When Ní Dhuibhne suggested the novel did not get the attention it deserved, O’Brien replied with a quotation from Lord Byron: “A man should calculate his powers of resistance before embarking on a literary life.”

O’Brien mused that women had made great progress, but suffered from a “Cinderella Syndrome” and could be cruel to each other.

Ní Dhuibhne cited a review in the Observerof The Light of Eveningwhich said O'Brien was "playing an old tired tune badly in one of Dublin's cheesier Irish pubs". O'Brien's response to this was: "One can never crumble under attack."

She cited Charlotte Bronte's classic novel Jane Eyre, James Joyce's Portrait of the Artist, Ernest Hemingway's A Farewell to Arms, the Russian poet Osip Mandelstam and the great Russian dramatist Anton Chekhov as her greatest influences.

She finished with a poem she has written called Watching Obama, about having observed the new President of the United States since he first appeared at the Democratic National Convention in 2004.

O’Brien’s conversation, which was sponsored by The Irish Times, was the last event in the festival which saw more than 5,000 people pass through City Hall over the weekend.

On Saturday the bid to make Dublin the Unesco City of Literature was formally announced.

UCD academic Eibhlín Evans, who is writing the final draft of the application, said there was a “conviction” that Dublin should be a City of Literature given the weight of tradition it has, but that it was “not a foregone conclusion”.

She said such a designation would “seal Dublin’s identity” as a city of literature.

At a discussion on the future of Irish publication, Michael O’Brien, who runs one of Ireland’s biggest publishing houses, the O’Brien Press, said there was a need for a national book policy in co-operation with writers and publishers, but also with the Government.

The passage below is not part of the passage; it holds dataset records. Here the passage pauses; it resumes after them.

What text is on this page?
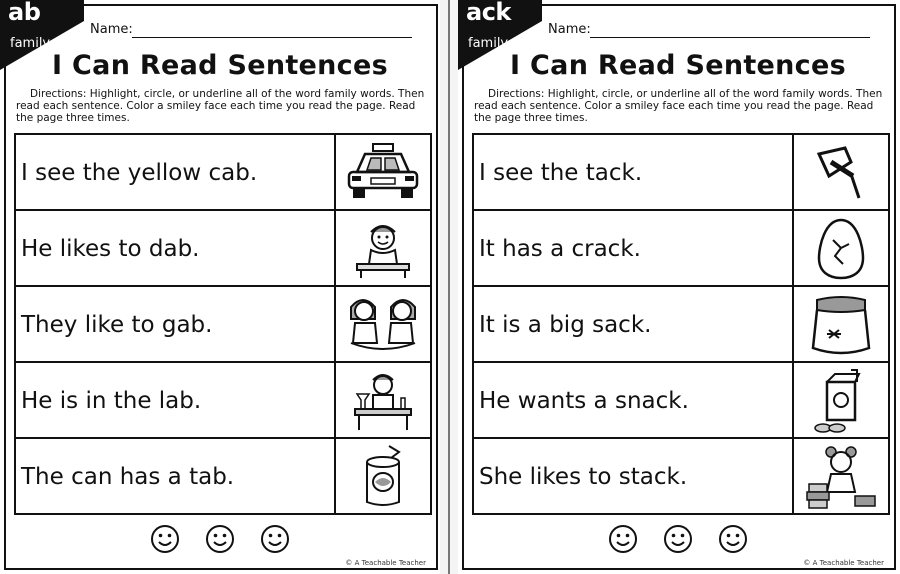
ab
family
Name:
I Can Read Sentences
Directions: Highlight, circle, or underline all of the word family words. Then read each sentence. Color a smiley face each time you read the page. Read the page three times.
I see the yellow cab.
He likes to dab.
They like to gab.
He is in the lab.
The can has a tab.

© A Teachable Teacher
ack
family
Name:
I Can Read Sentences
Directions: Highlight, circle, or underline all of the word family words. Then read each sentence. Color a smiley face each time you read the page. Read the page three times.
I see the tack.
It has a crack.
It is a big sack.
He wants a snack.
She likes to stack.

© A Teachable Teacher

He said it was an imperative for the Arts Council, which gives a third of its revenues to theatre, to increase the level of money it gives to publishing, currently at 9 per cent of its budget.

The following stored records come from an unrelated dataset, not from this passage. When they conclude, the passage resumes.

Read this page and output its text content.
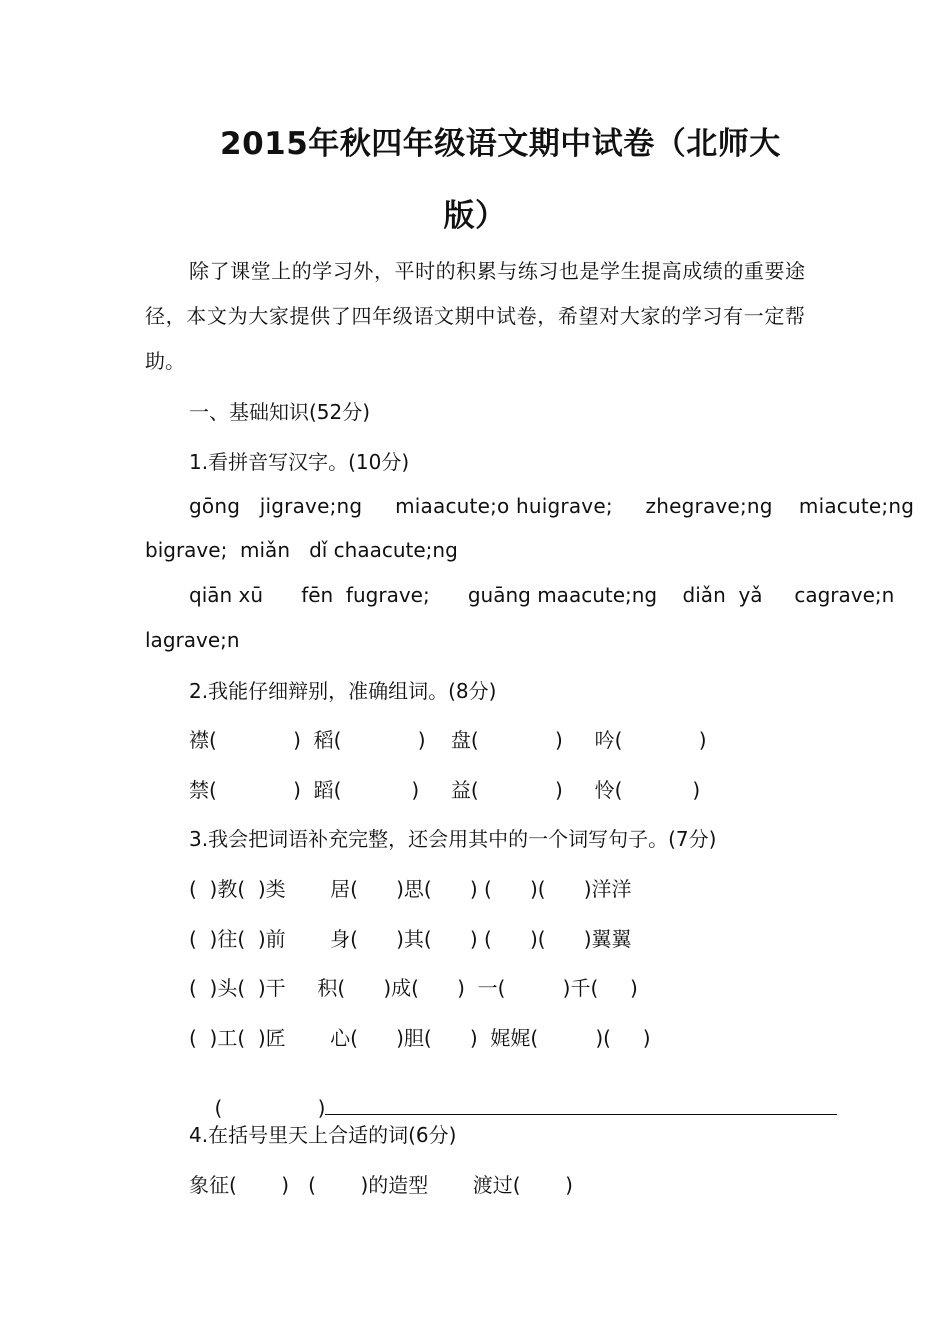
2015年秋四年级语文期中试卷（北师大
版）
除了课堂上的学习外，平时的积累与练习也是学生提高成绩的重要途径，本文为大家提供了四年级语文期中试卷，希望对大家的学习有一定帮助。
一、基础知识(52分)
1.看拼音写汉字。(10分)
gōng   jigrave;ng     miaacute;o huigrave;     zhegrave;ng    miacute;ng
bigrave;  miǎn   dǐ chaacute;ng
qiān xū      fēn  fugrave;      guāng maacute;ng    diǎn  yǎ     cagrave;n
lagrave;n
2.我能仔细辩别，准确组词。(8分)
襟(            )  稻(            )    盘(            )     吟(            )
禁(            )  蹈(           )     益(            )     怜(           )
3.我会把词语补充完整，还会用其中的一个词写句子。(7分)
(  )教(  )类       居(      )思(      ) (      )(      )洋洋
(  )往(  )前       身(      )其(      ) (      )(      )翼翼
(  )头(  )干     积(      )成(      )  一(         )千(     )
(  )工(  )匠       心(      )胆(      )  娓娓(         )(     )

(               )

4.在括号里天上合适的词(6分)
象征(       )   (       )的造型       渡过(       )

Brandon/Mount Eagle publisher Steve MacDonagh said there was a need for a strategy for the industry which would involve both Enterprise Ireland and the IDA.

In a discussion on the future of Irish poetry, poet Theo Dorgan said many Irish writers such as Paula Meehan, Seamus Heaney, Evan Boland, Roddy Doyle and John Montague had forecast how the obsession with material wealth would eventually lead to the present economic situation.

He said Irish writers had shown a “grand refusal” to go down the “cul de sac into which we were blithely marching where money and values driven by money were the key determinants in our national identity . . . The humane values of the imagination and the humane memory of who we had been had been neglected.

“The truth is that it is the literary presses as much as the writers who have done more than their fair share of keeping a vision of a humane, humanistic, visionary Ireland alive among us.”

He called on the public to resist any attempts to cut the funding to the Arts Council as our “core cultural identity is the most important thing of all”.